Based upon the foregoing, we are of the opinion that the Shares (and related Rights) have been duly authorized and, when issued and delivered by the Company against payment therefor as set forth in the Prospectus Supplement, will be validly issued, fully paid and non-assessable and the related Rights, when issued in accordance with the Rights Agreement, will be validly issued preferred stock purchase rights for the Company’s Series A Junior Participating Preferred Stock.

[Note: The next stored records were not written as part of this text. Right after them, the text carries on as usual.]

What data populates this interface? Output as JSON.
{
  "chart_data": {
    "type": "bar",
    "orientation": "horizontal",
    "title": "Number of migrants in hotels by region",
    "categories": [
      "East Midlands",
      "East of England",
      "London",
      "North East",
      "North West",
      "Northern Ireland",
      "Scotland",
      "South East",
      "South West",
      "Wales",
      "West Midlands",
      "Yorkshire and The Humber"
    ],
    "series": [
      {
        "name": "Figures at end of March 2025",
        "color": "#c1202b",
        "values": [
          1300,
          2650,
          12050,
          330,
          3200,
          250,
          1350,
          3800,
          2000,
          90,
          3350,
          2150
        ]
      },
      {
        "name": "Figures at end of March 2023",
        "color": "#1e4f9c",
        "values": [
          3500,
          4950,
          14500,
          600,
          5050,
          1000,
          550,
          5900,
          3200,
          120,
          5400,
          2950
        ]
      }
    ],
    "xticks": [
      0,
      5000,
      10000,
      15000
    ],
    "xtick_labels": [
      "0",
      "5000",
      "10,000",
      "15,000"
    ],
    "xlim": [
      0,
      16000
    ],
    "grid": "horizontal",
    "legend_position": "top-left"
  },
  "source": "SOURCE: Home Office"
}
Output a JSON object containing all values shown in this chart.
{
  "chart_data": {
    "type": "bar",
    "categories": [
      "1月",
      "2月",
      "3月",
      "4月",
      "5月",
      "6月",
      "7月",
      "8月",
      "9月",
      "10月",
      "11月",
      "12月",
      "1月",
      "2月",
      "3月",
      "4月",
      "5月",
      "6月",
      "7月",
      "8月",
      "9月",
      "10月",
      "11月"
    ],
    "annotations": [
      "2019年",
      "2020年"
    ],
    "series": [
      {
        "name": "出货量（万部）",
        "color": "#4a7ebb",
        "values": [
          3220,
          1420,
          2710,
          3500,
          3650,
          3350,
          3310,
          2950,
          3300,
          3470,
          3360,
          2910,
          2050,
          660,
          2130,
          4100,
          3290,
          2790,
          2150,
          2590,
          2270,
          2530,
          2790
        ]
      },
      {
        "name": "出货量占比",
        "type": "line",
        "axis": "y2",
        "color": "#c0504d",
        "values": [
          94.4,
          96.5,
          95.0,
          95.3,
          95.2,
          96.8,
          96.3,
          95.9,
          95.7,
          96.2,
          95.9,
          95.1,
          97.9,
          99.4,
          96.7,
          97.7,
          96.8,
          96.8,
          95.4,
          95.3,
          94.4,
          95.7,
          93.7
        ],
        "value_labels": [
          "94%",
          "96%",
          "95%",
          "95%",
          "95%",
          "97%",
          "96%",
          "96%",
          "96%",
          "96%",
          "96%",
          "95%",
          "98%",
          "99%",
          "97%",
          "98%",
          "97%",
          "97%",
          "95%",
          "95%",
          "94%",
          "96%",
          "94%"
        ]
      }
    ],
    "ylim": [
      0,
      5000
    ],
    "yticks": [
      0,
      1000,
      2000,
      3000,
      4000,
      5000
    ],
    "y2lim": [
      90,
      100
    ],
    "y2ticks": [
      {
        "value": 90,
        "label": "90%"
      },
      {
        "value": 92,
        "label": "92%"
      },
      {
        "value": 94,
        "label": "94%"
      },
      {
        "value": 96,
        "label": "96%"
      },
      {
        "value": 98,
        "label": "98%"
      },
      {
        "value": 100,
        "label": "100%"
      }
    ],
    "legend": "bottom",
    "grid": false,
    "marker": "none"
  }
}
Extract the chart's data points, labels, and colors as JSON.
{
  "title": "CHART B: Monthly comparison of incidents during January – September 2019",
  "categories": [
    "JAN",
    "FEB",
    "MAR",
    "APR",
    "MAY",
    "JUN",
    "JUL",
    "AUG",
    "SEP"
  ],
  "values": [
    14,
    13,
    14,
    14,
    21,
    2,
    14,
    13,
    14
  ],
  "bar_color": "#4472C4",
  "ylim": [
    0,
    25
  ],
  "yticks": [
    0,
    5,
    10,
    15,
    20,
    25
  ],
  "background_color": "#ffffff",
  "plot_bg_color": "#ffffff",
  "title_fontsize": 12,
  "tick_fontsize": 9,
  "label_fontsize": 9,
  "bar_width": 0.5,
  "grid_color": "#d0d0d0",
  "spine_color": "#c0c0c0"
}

This opinion does not address the determination a court of competent jurisdiction may make regarding whether the board of directors would be required to redeem or terminate, or take other action with respect to, the rights at some future time based on the facts and circumstances existing at that time. This opinion assumes the members of the board of directors have acted in a manner consistent with their fiduciary duties as required under applicable law in adopting the Rights Agreement. This opinion addresses the Rights and the Rights Agreement in their entirety, and it is not settled whether the invalidity of any particular provision of a Rights Agreement or of Rights issued thereunder would result in invalidating such Rights in their entirety. Further, prior to the occurrence of certain events, none of which have occurred as of the date of the Prospectus Supplement, the Rights will not be exercisable or separable from the common stock.

We assume no obligation to update or supplement this opinion letter if any applicable laws change after the date of this opinion letter or if we become aware after the date of this opinion letter of any facts, whether existing before or arising after the date hereof, that might change the opinions expressed above.


Catalyst Pharmaceutical Partners, Inc.

September 5, 2013

Page 3

 

 

This opinion letter is furnished in connection with the filing of the Prospectus Supplement and may not be relied upon for any other purpose without our prior written consent in each instance. Further, no portion of this letter may be quoted, circulated or referred to in any other document for any other purpose without our prior written consent.

We express no opinion as to matters governed by laws of any jurisdiction other than the federal laws of the United States and the Delaware General Corporation Law. We neither express nor imply any obligation with respect to any other laws or the laws of any other jurisdiction or of the United States. For purposes of this opinion, we assume that the Shares will be issued in compliance with all applicable state securities or blue sky laws.

We hereby consent to the filing of this opinion letter with the Securities and Exchange Commission in connection with the filing of the Prospectus Supplement referred to above. In giving this consent, we do not admit that we are within the category of persons whose consent is required under Section 7 of the Act or the Rules and Regulations of the Commission issued thereunder.